Source: Item 23 — RECEIPT (FDD pages 44–190)
What This Means (2025 FDD)
According to Itan's 2025 Franchise Disclosure Document, Section 8.2 outlines the requirements for approval of a transferee in an area development agreement, while Section 19.2 details the requirements for a standard franchise agreement transfer. Both sections state that any transfer without Itan's approval is void and constitutes a breach of the agreement. However, Itan will not unreasonably withhold approval if certain conditions are met.
For an area development agreement, these conditions include Itan believing the transferee has sufficient business experience, aptitude, and financial resources to develop and operate the remaining required salons, and that the transferee meets Itan's minimum criteria for area developers. Additionally, the transferor must be in full compliance with all definitive agreements, and the transferee's owners must successfully complete the initial training program and pay any applicable training fee. The transferee and its owners must also sign Itan's current form of area development agreement and pay a $10,000 transfer fee.
For a standard franchise agreement transfer, the conditions are similar.
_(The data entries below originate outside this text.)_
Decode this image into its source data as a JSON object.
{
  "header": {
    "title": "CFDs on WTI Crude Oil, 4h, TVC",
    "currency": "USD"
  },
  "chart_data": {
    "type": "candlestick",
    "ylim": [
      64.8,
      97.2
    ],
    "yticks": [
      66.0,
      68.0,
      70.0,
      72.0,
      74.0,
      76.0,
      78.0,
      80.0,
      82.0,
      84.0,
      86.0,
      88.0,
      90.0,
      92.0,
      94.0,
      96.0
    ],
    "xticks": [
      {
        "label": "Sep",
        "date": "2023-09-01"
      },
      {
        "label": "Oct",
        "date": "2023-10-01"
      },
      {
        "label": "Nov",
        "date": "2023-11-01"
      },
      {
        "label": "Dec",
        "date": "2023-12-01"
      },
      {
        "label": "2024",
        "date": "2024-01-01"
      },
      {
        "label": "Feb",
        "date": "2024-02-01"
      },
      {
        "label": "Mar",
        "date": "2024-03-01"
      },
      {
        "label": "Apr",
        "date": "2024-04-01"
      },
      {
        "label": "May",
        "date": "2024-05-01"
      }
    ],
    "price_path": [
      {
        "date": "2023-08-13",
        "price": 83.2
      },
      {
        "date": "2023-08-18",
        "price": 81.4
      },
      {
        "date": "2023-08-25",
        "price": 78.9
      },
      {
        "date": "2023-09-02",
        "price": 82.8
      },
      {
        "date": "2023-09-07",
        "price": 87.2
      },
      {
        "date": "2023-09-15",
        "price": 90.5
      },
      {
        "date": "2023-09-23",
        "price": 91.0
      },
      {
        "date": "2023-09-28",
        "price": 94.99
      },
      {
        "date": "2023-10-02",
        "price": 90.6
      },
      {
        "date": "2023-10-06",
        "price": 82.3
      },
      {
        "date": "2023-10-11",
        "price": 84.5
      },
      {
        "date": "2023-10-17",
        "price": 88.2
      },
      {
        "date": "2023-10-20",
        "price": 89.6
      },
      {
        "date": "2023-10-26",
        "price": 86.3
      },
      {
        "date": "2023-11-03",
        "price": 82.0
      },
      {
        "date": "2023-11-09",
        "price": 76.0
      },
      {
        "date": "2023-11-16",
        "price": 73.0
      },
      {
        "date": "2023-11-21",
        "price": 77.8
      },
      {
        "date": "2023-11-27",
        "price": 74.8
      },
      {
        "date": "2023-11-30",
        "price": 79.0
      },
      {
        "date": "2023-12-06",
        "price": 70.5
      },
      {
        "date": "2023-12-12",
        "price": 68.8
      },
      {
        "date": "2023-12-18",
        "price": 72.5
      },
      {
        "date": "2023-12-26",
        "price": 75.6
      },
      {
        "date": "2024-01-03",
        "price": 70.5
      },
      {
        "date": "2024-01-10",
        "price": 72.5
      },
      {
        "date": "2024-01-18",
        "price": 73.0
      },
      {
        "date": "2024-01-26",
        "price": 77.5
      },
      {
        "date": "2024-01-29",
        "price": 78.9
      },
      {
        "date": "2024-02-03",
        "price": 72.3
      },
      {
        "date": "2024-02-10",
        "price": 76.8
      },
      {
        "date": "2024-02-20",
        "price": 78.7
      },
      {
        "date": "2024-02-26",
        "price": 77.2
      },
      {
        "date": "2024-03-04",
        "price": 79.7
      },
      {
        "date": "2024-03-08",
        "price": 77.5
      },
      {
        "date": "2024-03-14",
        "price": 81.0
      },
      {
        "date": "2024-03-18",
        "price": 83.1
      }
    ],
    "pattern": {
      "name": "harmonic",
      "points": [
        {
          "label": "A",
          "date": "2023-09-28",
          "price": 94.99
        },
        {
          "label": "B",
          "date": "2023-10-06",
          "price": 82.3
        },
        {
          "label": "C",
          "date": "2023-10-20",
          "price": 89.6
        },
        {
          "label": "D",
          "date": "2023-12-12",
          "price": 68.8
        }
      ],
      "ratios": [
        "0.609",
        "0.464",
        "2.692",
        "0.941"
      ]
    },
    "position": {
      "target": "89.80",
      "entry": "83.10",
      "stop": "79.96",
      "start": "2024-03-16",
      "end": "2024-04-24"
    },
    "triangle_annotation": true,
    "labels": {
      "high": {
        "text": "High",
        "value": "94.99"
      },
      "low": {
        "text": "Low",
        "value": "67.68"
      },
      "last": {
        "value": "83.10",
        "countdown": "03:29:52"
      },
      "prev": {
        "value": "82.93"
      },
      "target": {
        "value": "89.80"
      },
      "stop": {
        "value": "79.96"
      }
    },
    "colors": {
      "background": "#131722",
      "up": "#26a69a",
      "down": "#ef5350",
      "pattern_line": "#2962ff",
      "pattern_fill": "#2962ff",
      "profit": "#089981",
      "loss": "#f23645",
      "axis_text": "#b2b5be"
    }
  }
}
Itan must believe the transferee has sufficient business experience, aptitude, and financial resources to own and operate a salon and meets Itan's minimum criteria for franchisees. The transferor must be in full compliance with all definitive agreements, and the transferee's owners must successfully complete the initial training program and pay any applicable training fee. The transferee must also agree to remodel the salon to conform to Itan's current standards within 12 months and pay a $10,000 transfer fee.
In both cases, the transferor and their owners must sign a general release, and Itan must not exercise its right of first refusal. Additionally, both the transferor and transferee must satisfy all other conditions Itan reasonably requires for approval of the transfer. These conditions ensure that any new franchisee or area developer meets Itan's standards and is capable of successfully operating the business, protecting the brand and the interests of other franchisees.